A friend is coming to the Harrisburg studio mid-week and I'm making this visit a reason to have a section of this immense cloth stitched or at the very least pinned together, so that perhaps we can both envision how a finished crazy quilt of silks, brocades, chenilles and velvets look all torn and layered and encrusted with bias strips of ruffles and random pieces of silver plate flatwear.By the way, I keep siphoning off pieces of these Ike fabrics so I can make myself some floppy vests. I've already draped one and cut a lining on which to piece it together. I love it already. And I have to say, I'm liking some of these fabrics with my crochet work. So it's onward on two fronts with these salvaged fabrics that just got better after the storm and a stint in my washer and dryer.

I am remembering just how it is when I work on a collage or an sort of arrangement. I can stay with it for just over an hour and then I have to take a break. This morning, I've had an extended break, frying three breakfast sausages for a snack and then giving a call to my dad in Seattle who is celebrating his 92d birthday today. Will wonders ever cease? He says they tied a balloon on his walker and he'll have birthday cake at lunch. I said, "Dad, your birthday is a miracle." Last fall, he was on hospice and then as we were all holding our breaths and fearing the worst, he got stronger and stronger and called last night to ask me if I'd send him the tape of his tenor rendition of "Shine on Harvest Moon" which he sang in Aruba back in the 1950s.

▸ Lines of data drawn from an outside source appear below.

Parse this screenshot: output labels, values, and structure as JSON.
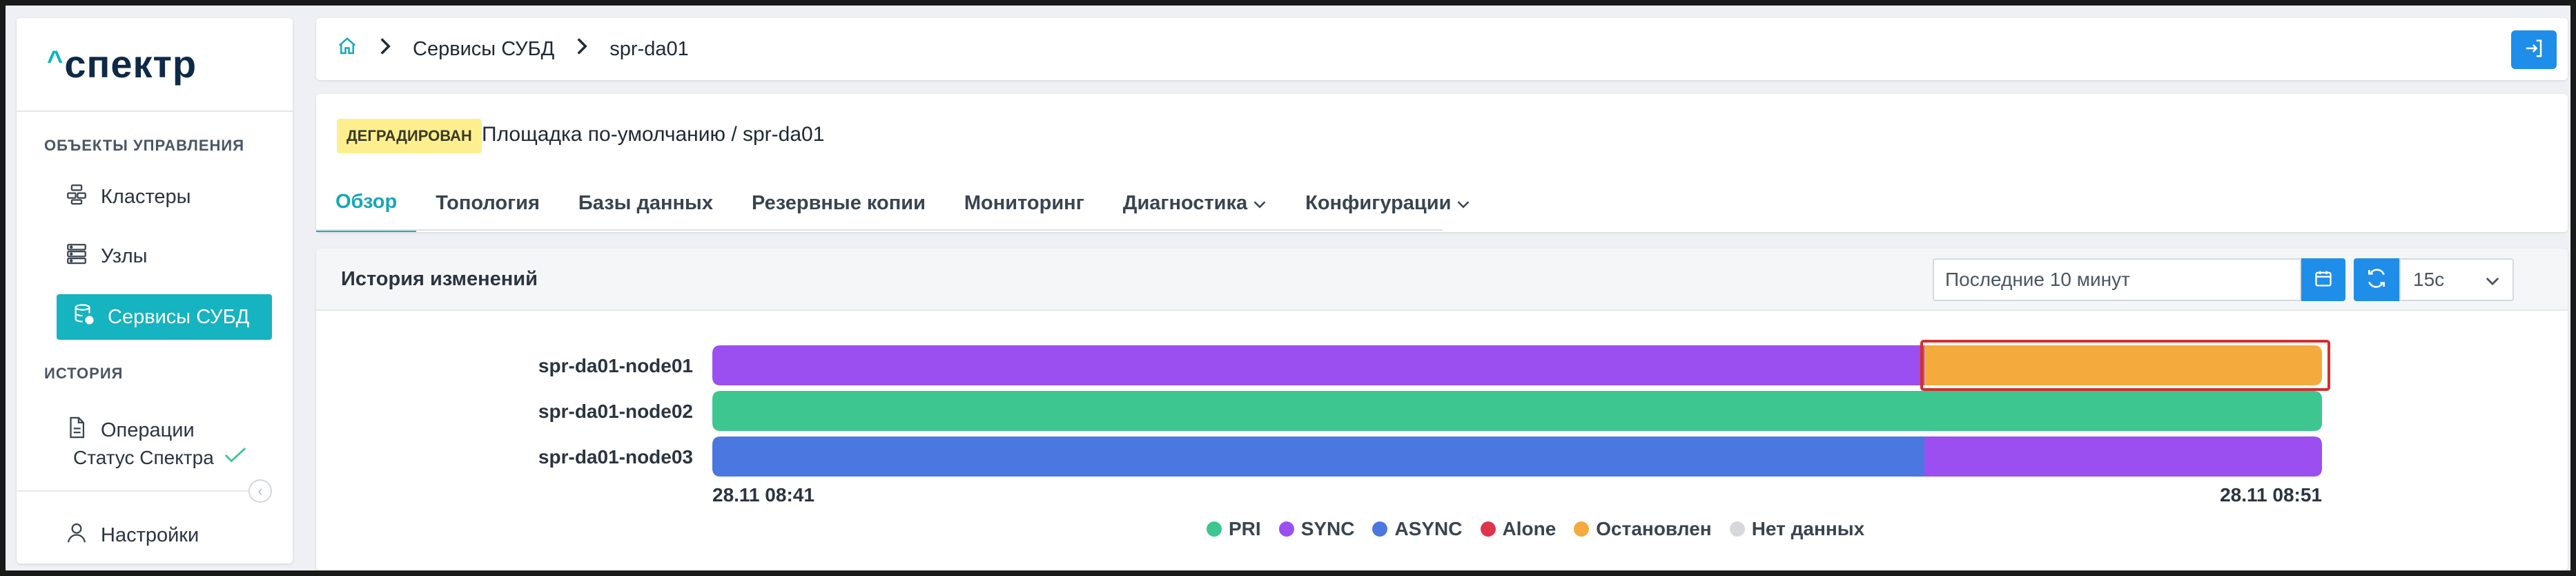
{
  "sidebar": {
    "logo_caret": "^",
    "logo_word": "спектр",
    "section_objects": "ОБЪЕКТЫ УПРАВЛЕНИЯ",
    "items": [
      {
        "label": "Кластеры",
        "icon": "clusters-icon"
      },
      {
        "label": "Узлы",
        "icon": "nodes-icon"
      },
      {
        "label": "Сервисы СУБД",
        "icon": "database-icon",
        "active": true
      }
    ],
    "section_history": "ИСТОРИЯ",
    "history_items": [
      {
        "label": "Операции",
        "icon": "document-icon"
      }
    ],
    "status_label": "Статус Спектра",
    "settings_label": "Настройки"
  },
  "breadcrumb": {
    "home_icon": "home-icon",
    "items": [
      "Сервисы СУБД",
      "spr-da01"
    ]
  },
  "header": {
    "badge": "ДЕГРАДИРОВАН",
    "place": "Площадка по-умолчанию /  spr-da01",
    "tabs": [
      {
        "label": "Обзор",
        "active": true
      },
      {
        "label": "Топология"
      },
      {
        "label": "Базы данных"
      },
      {
        "label": "Резервные копии"
      },
      {
        "label": "Мониторинг"
      },
      {
        "label": "Диагностика",
        "dropdown": true
      },
      {
        "label": "Конфигурации",
        "dropdown": true
      }
    ]
  },
  "history": {
    "title": "История изменений",
    "period_value": "Последние 10 минут",
    "interval_value": "15с"
  },
  "colors": {
    "PRI": "#3dc690",
    "SYNC": "#9b4ff0",
    "ASYNC": "#4a78e0",
    "Alone": "#e0344e",
    "Stopped": "#f4aa3c",
    "NoData": "#d6d8dc",
    "accent": "#16b3c0",
    "highlight": "#d32f2f"
  },
  "chart_data": {
    "type": "timeline",
    "x_start": "28.11 08:41",
    "x_end": "28.11 08:51",
    "rows": [
      {
        "name": "spr-da01-node01",
        "segments": [
          {
            "state": "SYNC",
            "from": 0,
            "to": 0.753
          },
          {
            "state": "Остановлен",
            "from": 0.753,
            "to": 1.0
          }
        ]
      },
      {
        "name": "spr-da01-node02",
        "segments": [
          {
            "state": "PRI",
            "from": 0,
            "to": 1.0
          }
        ]
      },
      {
        "name": "spr-da01-node03",
        "segments": [
          {
            "state": "ASYNC",
            "from": 0,
            "to": 0.753
          },
          {
            "state": "SYNC",
            "from": 0.753,
            "to": 1.0
          }
        ]
      }
    ],
    "legend": [
      {
        "label": "PRI",
        "color": "#3dc690"
      },
      {
        "label": "SYNC",
        "color": "#9b4ff0"
      },
      {
        "label": "ASYNC",
        "color": "#4a78e0"
      },
      {
        "label": "Alone",
        "color": "#e0344e"
      },
      {
        "label": "Остановлен",
        "color": "#f4aa3c"
      },
      {
        "label": "Нет данных",
        "color": "#d6d8dc"
      }
    ],
    "highlighted_segment": {
      "row": 0,
      "segment": 1
    }
  }
}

OK, back to the mixing and matching of bits of fabric. We'll see how many square feet I can piece together today in one way or another.

Saturday, October 25, 2008

Gift from Hurricane Ike: Reclaim and Recycle

A few wondrous things happened after Hurricane Ike. The felled trees and flooded homes have already changed our neighborhood in sad ways. But sometimes, gifts appear amidst debris and chaos.


One wondrous gift came during a walk in that part of our neighborhood where homes had flooded with several feet of water. One such house that I'd admired for years had its driveway filled with soggy and water damaged belongings waiting to be carted off.

Among the belongings were piles of sodden fabrics. Velvets, brocades, plaids, silks, needlepoint, bolts, samples and trims.

I found the owner who said she was an interior decorator and had stowed the fabrics away for a garage sale, but now, she said, 'I'm just throwing them away. I don't want them.'

I asked if I could look through them. "Be my guest," she said, "Take anything you want."

And within minutes she'd found a stool for herself and was helping me go through the stacks of wet fabrics.

'I think I'm getting an idea of what you like," she said. After an hour of throwing my selections up on her lawn, I went home for trash bags and my car.



It was well after nightfall when I'd spread this mildewed bounty out over my back garden to dry. There was so much that the fabrics wound around the corner of the house all the way to the kitchen door.


Dry they did the next day in the sunshine. But then for three nights, it rained. Perhaps the rain was good for these fabrics. Perhaps it drove the mildew into the ground and left the satins, brocades, checks and floral prints all better off than they'd been.

However, the 'mildew thing' began worry me so I put load after load of these marvelous fabrics through a cycle in the clothes washer and dryer. There were so many loads that I stopped counting and I have never cleaned out the lint catcher so many times. I could have stuffed a pillow.

When I left for New York, there were still several bolts of damp red velveteen spread out across the monkey grass A few more swathes hung from tree branches. Surely, they must be dry by now. Certainly they'll have a vintage weathered look.

What a gift these fabrics are. And you can guess where I'll use many of the silks and brocades. 'Second Seating' will have an oversize banquet table with a table cloth that fans out across the floor in all directions, perhaps endlessly. I am now looking for a work space big enough to spread all of these fabrics out in a pattern so that I can begin to piece this grand table cloth together. I am thinking appliques of silver plate flatware and random objects.

Hurricane Ike, you sure messed things up. But this is one mess that's been reclaimed for recycling. This mess will become a piece of great beauty. Is this the message here?